The Lodt Kitchen used to be a pop up, one of those fashionable millennial concepts of top class low cost impermanence in public eating. Now they have a fixed location and oddly enough it’s in a low rent marina in Stock Island.

Safe Harbor is another of those low cost water living situations but it gives off the feeling of being a community. Not necessarily of sailors but of artists and artisans seeking relief from gentrification and expense and development that is creeping into Stock Island from Key West. 

The boardwalk used to be home to carpenters and metalworkers and painters. It’s behind Hogfish which ably markets itself as old Keys style for tourists seeking the authentic. It gives the impression of hanging on barely as Stock Island starts to find itself home to large developments of modern marinas and hotel resort complexes. 

Ironically I have long been predicting Safe Harbor’s demise yet here they still are, hanging on. 

I made a small kerfuffle as I came in with my walker but at least I am more mobile these days and can usually use a walker. I took a seat with my back to the wall to give the chair greater stability so Chuck took my picture under a sign hanging on the wall from a former sports bar on Caroline Street. Change is the rule in Key West. 

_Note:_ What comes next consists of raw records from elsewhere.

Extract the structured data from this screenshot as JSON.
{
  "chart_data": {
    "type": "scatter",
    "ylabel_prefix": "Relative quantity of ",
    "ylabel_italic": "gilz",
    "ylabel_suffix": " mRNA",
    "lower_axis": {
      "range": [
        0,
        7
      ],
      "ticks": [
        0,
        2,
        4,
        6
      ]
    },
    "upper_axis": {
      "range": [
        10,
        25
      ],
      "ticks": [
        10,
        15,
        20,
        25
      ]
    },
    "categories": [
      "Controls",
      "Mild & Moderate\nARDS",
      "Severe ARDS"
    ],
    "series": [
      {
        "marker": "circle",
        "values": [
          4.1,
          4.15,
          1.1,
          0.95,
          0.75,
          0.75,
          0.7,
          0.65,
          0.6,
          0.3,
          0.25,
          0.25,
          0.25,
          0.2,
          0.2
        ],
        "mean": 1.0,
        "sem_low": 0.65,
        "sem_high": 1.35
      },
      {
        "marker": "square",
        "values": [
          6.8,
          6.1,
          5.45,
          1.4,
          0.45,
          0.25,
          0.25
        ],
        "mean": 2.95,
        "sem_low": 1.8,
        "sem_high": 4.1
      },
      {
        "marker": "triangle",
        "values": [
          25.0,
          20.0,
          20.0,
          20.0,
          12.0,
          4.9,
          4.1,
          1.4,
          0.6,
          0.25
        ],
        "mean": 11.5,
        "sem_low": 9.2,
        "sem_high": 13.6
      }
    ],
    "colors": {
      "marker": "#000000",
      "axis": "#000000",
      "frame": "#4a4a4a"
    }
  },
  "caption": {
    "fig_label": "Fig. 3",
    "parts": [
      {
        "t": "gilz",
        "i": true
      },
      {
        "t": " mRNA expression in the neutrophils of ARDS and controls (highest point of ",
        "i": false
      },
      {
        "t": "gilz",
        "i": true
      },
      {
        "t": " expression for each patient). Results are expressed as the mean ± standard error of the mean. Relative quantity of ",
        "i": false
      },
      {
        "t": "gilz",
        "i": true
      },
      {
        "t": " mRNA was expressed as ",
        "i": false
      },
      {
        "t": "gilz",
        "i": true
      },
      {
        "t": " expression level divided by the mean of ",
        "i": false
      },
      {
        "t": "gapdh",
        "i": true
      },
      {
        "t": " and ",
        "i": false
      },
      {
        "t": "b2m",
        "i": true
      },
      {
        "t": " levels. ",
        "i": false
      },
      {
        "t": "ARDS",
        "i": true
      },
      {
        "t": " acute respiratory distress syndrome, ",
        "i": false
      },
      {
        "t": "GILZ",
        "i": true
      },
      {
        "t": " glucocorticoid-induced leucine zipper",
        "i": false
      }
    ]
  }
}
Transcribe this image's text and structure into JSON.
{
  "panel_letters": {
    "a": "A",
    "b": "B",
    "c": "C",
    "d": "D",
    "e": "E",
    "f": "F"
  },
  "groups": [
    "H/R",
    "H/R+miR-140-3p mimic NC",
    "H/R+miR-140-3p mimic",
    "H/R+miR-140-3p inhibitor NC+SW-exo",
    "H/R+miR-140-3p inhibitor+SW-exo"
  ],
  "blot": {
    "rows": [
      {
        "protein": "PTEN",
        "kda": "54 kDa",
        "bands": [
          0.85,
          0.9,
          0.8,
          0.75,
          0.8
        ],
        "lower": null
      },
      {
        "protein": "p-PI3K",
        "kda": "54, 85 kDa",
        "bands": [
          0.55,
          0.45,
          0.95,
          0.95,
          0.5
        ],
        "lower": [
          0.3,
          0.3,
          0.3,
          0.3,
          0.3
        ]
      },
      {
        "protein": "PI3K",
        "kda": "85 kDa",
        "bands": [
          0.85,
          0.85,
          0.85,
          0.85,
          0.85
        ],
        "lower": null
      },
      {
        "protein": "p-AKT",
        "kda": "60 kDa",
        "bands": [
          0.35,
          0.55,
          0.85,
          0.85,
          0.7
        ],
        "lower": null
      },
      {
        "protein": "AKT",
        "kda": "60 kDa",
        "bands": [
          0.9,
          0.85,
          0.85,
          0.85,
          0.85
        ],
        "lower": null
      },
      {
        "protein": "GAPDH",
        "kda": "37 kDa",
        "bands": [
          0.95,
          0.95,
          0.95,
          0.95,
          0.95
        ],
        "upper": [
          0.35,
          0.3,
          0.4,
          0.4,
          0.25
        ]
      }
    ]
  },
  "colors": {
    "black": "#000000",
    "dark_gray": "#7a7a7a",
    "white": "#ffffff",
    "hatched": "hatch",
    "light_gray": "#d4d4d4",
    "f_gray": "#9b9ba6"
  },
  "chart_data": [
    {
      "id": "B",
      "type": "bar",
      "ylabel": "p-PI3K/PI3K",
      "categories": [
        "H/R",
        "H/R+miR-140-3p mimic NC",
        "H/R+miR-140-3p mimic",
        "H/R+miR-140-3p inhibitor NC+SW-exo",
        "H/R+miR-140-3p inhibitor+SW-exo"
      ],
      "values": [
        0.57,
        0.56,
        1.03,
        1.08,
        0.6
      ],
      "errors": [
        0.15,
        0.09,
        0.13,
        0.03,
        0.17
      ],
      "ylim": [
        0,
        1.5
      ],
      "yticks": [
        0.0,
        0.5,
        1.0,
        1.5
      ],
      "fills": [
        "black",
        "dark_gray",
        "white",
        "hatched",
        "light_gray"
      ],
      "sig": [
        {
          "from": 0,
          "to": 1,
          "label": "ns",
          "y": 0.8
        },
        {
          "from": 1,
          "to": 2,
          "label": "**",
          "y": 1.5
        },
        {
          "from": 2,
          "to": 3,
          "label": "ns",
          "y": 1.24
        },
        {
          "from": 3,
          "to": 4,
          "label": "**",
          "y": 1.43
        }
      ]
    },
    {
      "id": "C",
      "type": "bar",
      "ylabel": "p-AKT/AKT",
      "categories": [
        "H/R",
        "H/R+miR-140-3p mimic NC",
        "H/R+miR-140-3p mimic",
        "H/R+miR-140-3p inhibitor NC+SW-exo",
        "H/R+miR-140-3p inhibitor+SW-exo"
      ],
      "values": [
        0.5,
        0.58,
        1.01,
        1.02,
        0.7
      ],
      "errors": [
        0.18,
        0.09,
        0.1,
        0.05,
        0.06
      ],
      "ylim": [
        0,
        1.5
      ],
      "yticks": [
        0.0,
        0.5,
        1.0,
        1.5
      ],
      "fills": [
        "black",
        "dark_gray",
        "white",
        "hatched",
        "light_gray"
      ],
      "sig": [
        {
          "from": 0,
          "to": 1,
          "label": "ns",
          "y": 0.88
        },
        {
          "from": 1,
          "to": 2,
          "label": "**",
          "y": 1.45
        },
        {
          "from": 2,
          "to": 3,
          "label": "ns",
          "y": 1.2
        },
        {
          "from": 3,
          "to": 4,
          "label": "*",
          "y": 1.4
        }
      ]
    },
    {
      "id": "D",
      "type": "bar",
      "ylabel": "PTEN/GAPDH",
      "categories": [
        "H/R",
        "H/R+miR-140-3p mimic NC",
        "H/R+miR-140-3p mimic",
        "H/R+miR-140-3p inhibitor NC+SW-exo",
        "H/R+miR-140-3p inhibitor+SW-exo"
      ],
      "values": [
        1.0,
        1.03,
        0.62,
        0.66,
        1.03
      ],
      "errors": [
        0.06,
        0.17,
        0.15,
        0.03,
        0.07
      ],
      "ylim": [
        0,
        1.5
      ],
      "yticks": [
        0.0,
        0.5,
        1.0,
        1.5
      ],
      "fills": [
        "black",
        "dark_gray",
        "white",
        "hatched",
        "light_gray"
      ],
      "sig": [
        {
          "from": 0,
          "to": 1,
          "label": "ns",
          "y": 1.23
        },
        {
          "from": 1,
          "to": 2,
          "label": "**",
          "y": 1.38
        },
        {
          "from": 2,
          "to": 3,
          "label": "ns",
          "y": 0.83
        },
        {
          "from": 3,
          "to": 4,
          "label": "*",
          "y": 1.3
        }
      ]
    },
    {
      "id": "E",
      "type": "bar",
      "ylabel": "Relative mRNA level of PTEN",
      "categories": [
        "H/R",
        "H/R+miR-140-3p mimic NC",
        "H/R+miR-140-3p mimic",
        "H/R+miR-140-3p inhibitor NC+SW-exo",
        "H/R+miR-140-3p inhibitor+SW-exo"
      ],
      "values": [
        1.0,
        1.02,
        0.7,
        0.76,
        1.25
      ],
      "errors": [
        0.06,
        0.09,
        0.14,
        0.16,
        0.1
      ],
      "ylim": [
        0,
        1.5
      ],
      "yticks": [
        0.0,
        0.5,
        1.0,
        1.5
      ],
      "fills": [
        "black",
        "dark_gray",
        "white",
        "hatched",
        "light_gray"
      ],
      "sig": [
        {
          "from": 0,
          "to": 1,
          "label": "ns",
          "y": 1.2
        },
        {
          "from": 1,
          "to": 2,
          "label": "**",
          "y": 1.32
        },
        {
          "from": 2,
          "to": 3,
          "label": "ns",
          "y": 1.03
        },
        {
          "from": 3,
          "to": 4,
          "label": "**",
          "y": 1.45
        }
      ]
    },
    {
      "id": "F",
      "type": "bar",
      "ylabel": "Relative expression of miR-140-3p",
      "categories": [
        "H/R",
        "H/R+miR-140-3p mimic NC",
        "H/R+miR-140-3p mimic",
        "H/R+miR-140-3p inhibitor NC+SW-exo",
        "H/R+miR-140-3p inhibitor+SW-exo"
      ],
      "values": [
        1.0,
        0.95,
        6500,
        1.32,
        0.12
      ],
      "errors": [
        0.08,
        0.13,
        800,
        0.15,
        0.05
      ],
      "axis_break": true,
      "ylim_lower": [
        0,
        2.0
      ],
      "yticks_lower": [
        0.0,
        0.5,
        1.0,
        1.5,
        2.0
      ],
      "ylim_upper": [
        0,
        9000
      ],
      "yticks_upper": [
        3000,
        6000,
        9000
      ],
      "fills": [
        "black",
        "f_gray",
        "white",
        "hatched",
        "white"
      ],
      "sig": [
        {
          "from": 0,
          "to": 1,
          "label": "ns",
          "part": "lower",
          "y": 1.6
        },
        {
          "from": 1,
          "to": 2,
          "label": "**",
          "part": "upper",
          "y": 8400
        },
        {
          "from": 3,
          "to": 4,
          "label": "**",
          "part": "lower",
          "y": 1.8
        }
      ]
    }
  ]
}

Brunch was a mystery. They served drinks, fruit juices and champagne or strong sweet coffee which I much enjoyed. And brought dishes with no warning or choice which was pleasant inasmuch as there was no pondering menus, a much over rated first world activity I find,  however with no printed menu we had no clue what was going on. 

Poached eggs over spaghetti squash, I ended up with two as Layne didn’t like the cold egg. Could have used stronger seasoning I thought. It was billed as a New Orleans brunch so the spicy remoulade with the fried green tomatoes hit the spot:

In addition to no clues what was coming we were sat at a table with three strangers, a French Swiss man who instantly found connection with Chuck the Francophone and his wife an environmental lawyer who connected with my wife the former public defender and a Cuban woman who connected with Wayne in some level I didn’t catch. I looked around. 

It’s a good thing I suppose to have a local watery displaying art upstairs and thus not accessible but it felt like well meaning gentrification. 
The restaurant is warm and inviting so while it seemed the service was mysterious it worked. Food came and coffee was refilled and conversation flowed. 

Then we had gumbo. I have to say I am not a fan of okra. I have tried but tontjose of you who say fried okra is good I say you can fry anything and if you eat it before it cools it will be good.  However okra cooked in gumbo lends the sauce a peculiar and rather goey consistency which reminded me of bodily fluids. Lots of shrimp and sausage but that okra...

I could have eaten lots of dates with the stewed pear, our last course. Or a crisp sugar cookie. 

It was an enjoyable outing and everything about brunch spoke of attention to detail. 

It is clearly much appreciated and dare I say fashionable. 

And the whole operation is right there squeezed into a small space. 

They have quite the following, reservations required where you have to allow yourself to be led, rather than making the choices. I just can’t make up my mind which side of the gentrification line they lie. I hope they will be allowed to continue this strange personal restaurant format no matter how mainstream Stock Island becomes.